Duterte agrees to stop fighting Catholic Church
After frequent tirades against the Catholic Church, on July 9, then presidential spokesperson Harry Roque released a statement saying, “PRRD (President Rodrigo Duterte) agreed to a moratorium on statements about the Church after the meeting.”
This was the second time Duterte was supposed to be quiet about the Catholic Church.
On June 28, Duterte said in Bohol, “I said there is time to talk I will not…I will shut up. I just shaked the tree.”
On July 11, two days after agreeing to a “moratorium” on statements against the church, Duterte threatened to “kill” those who use God to criticize him, and said no one could impose their views on God on him.
“There is a separation of power between any church and state. Huwag mong isali ang Diyos mo doon sa (do not include your God in) platform of your criticism or your attack because when I answer, kapag sinali mo sa issue, sinali mo ang Diyos, p***** i** patayin kita (if you include it in the issue, if you include God, son of a b****, I will kill you),” the president said during a business in Pampanga.
More recently, on November 26, Duterte cursed Caloocan Bishop Pablo Virgilio David, a critic of his war on drugs. He also made an unsubstantiated claim that David was involved in the illegal drug trade.
“I’m telling you, David. Nagdududa nga ako bakit sige ikot ‘yan ng gabi. Nagduda tuloy ako p***** i** nasa droga ka (I am puzzled as to why you always go out at night. I suspect, son of a b****, you are into illegal drugs),” the Duterte said during an event in Davao City.
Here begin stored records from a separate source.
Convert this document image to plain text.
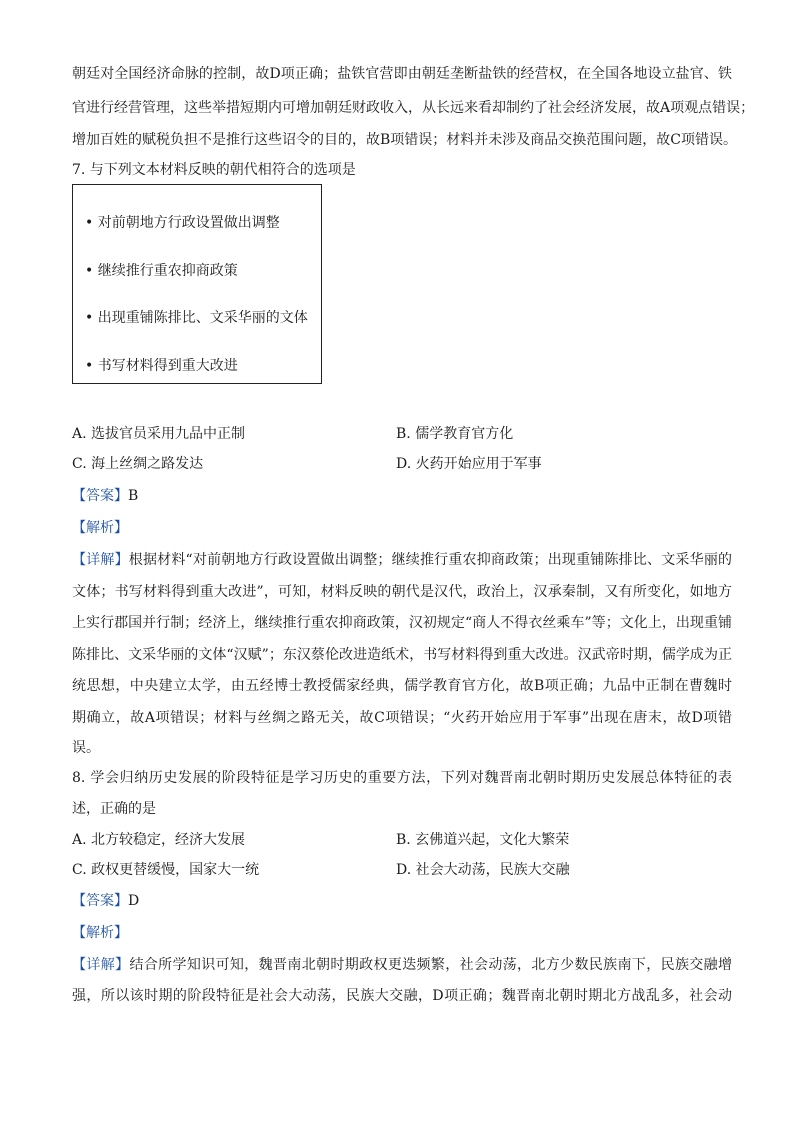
朝廷对全国经济命脉的控制，故D项正确；盐铁官营即由朝廷垄断盐铁的经营权，在全国各地设立盐官、铁
官进行经营管理，这些举措短期内可增加朝廷财政收入，从长远来看却制约了社会经济发展，故A项观点错误；
增加百姓的赋税负担不是推行这些诏令的目的，故B项错误；材料并未涉及商品交换范围问题，故C项错误。
7. 与下列文本材料反映的朝代相符合的选项是
• 对前朝地方行政设置做出调整
• 继续推行重农抑商政策
• 出现重铺陈排比、文采华丽的文体
• 书写材料得到重大改进
A. 选拔官员采用九品中正制	B. 儒学教育官方化
C. 海上丝绸之路发达	D. 火药开始应用于军事
【答案】B
【解析】
【详解】根据材料“对前朝地方行政设置做出调整；继续推行重农抑商政策；出现重铺陈排比、文采华丽的
文体；书写材料得到重大改进”，可知，材料反映的朝代是汉代，政治上，汉承秦制，又有所变化，如地方
上实行郡国并行制；经济上，继续推行重农抑商政策，汉初规定“商人不得衣丝乘车”等；文化上，出现重铺
陈排比、文采华丽的文体“汉赋”；东汉蔡伦改进造纸术，书写材料得到重大改进。汉武帝时期，儒学成为正
统思想，中央建立太学，由五经博士教授儒家经典，儒学教育官方化，故B项正确；九品中正制在曹魏时
期确立，故A项错误；材料与丝绸之路无关，故C项错误；“火药开始应用于军事”出现在唐末，故D项错
误。
8. 学会归纳历史发展的阶段特征是学习历史的重要方法，下列对魏晋南北朝时期历史发展总体特征的表
述，正确的是
A. 北方较稳定，经济大发展	B. 玄佛道兴起，文化大繁荣
C. 政权更替缓慢，国家大一统	D. 社会大动荡，民族大交融
【答案】D
【解析】
【详解】结合所学知识可知，魏晋南北朝时期政权更迭频繁，社会动荡，北方少数民族南下，民族交融增
强，所以该时期的阶段特征是社会大动荡，民族大交融，D项正确；魏晋南北朝时期北方战乱多，社会动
The Caloocan bishop responded in a Facebook post shortly after the comments were made: “Into drugs? No sir, I’m not into drugs of any sort, whether legal or illegal. Never been. I only help in rehabilitating people addicted to drugs.”
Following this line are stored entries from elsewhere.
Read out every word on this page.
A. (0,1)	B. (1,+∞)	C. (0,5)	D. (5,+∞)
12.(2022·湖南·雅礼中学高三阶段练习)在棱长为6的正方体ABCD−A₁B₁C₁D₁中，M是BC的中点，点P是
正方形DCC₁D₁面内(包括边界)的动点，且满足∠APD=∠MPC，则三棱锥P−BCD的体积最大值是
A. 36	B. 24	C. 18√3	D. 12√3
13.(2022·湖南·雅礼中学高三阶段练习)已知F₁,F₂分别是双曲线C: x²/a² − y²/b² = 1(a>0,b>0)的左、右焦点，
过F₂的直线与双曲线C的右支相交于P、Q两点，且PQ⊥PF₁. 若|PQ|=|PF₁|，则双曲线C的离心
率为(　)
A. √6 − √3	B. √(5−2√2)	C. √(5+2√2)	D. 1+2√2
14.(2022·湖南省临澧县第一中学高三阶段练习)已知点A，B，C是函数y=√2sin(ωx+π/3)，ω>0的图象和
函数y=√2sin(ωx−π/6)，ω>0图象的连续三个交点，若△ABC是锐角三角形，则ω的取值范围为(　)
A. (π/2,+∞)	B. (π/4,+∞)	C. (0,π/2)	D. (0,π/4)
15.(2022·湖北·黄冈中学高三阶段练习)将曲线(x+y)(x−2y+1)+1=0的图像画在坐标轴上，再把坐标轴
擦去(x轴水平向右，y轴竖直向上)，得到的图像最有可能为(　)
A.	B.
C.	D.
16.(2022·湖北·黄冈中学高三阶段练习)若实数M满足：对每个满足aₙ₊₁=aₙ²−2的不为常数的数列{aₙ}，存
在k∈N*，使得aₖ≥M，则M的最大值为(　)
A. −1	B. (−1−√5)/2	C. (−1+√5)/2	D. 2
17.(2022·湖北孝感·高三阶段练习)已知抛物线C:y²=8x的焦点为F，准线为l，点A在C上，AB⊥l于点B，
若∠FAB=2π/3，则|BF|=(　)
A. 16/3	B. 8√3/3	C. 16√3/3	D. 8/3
Duterte says EJK his ‘only sin’
“What are your sins? Me? I told the military ‘what are my sins?’ Did I steal money? Even just one peso? Did I prosecute somebody I sent to jail? Ang kasalanan ko lang yung mga extrajudicial killing (My only sin is extrajudicial killings),” Duterte said on September 27.
His critics took the comment as an admission of guilt in the war on drugs — a war that has resulted in over 22,000 deaths under inquiry, and more than 4,900 deaths of “drug personalities” during anti-narcotics operations.
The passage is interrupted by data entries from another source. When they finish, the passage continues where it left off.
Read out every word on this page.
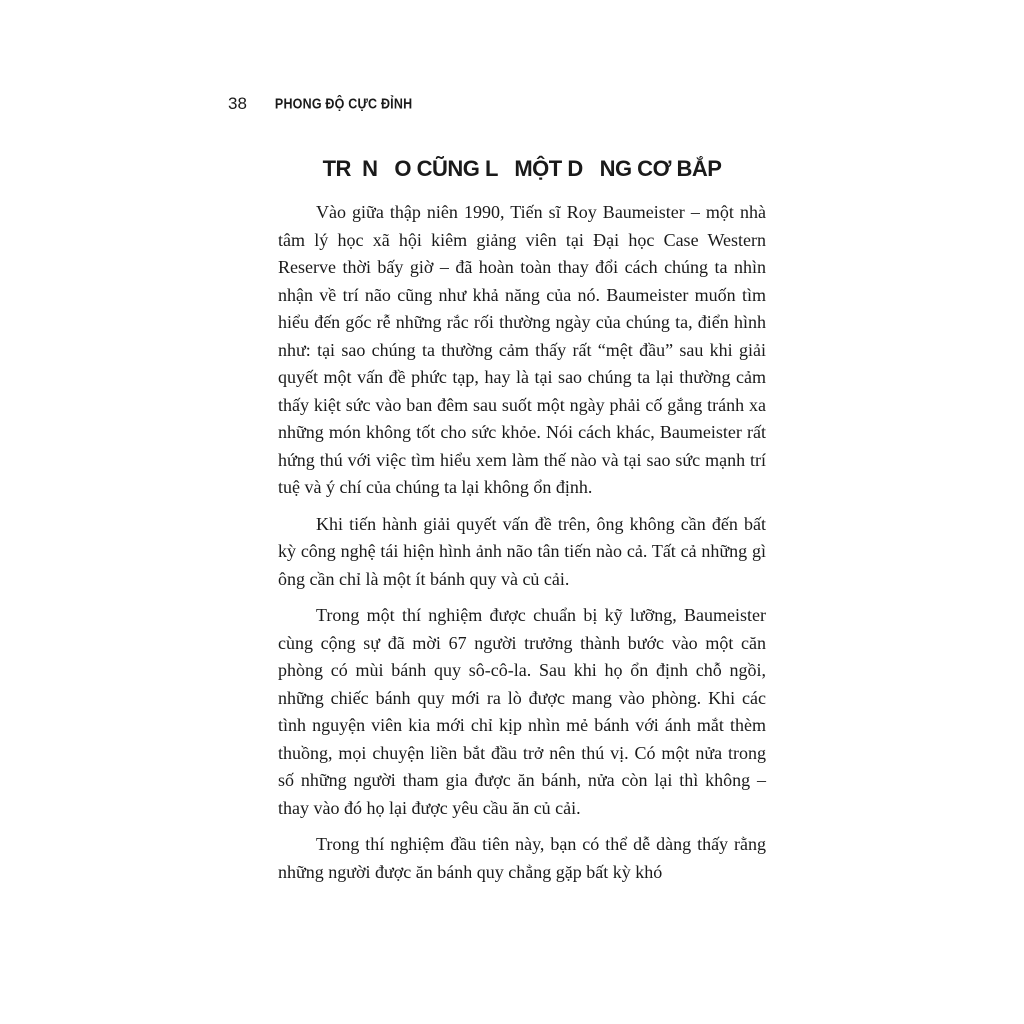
38 PHONG ĐỘ CỰC ĐỈNH
TR  N   O CŨNG L   MỘT D   NG CƠ BẮP

Vào giữa thập niên 1990, Tiến sĩ Roy Baumeister – một nhà tâm lý học xã hội kiêm giảng viên tại Đại học Case Western Reserve thời bấy giờ – đã hoàn toàn thay đổi cách chúng ta nhìn nhận về trí não cũng như khả năng của nó. Baumeister muốn tìm hiểu đến gốc rễ những rắc rối thường ngày của chúng ta, điển hình như: tại sao chúng ta thường cảm thấy rất “mệt đầu” sau khi giải quyết một vấn đề phức tạp, hay là tại sao chúng ta lại thường cảm thấy kiệt sức vào ban đêm sau suốt một ngày phải cố gắng tránh xa những món không tốt cho sức khỏe. Nói cách khác, Baumeister rất hứng thú với việc tìm hiểu xem làm thế nào và tại sao sức mạnh trí tuệ và ý chí của chúng ta lại không ổn định.

Khi tiến hành giải quyết vấn đề trên, ông không cần đến bất kỳ công nghệ tái hiện hình ảnh não tân tiến nào cả. Tất cả những gì ông cần chỉ là một ít bánh quy và củ cải.

Trong một thí nghiệm được chuẩn bị kỹ lưỡng, Baumeister cùng cộng sự đã mời 67 người trưởng thành bước vào một căn phòng có mùi bánh quy sô-cô-la. Sau khi họ ổn định chỗ ngồi, những chiếc bánh quy mới ra lò được mang vào phòng. Khi các tình nguyện viên kia mới chỉ kịp nhìn mẻ bánh với ánh mắt thèm thuồng, mọi chuyện liền bắt đầu trở nên thú vị. Có một nửa trong số những người tham gia được ăn bánh, nửa còn lại thì không – thay vào đó họ lại được yêu cầu ăn củ cải.

Trong thí nghiệm đầu tiên này, bạn có thể dễ dàng thấy rằng những người được ăn bánh quy chẳng gặp bất kỳ khó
Roque explained then that the president was just being “playful.”
“You know the president. He wasn’t serious. He was just saying that because that’s what [critics] always say he does, no?” the former spokesperson said then.
While Duterte’s latest statements on marijuana caused a stir on the internet, he did say this about how the public should receive his comments back in February 2017: “Eh sa limang salita, dalawa lang ‘yung tama niyan, ‘yung tatlo puro kalokohan ‘yan. (In every five statement I make, only two are true while three are just jokes).”
“And so I’m just fond of doing it. Gusto ko lang tumawa (I just want to laugh). Well, at the expense also of myself sometimes,” he added.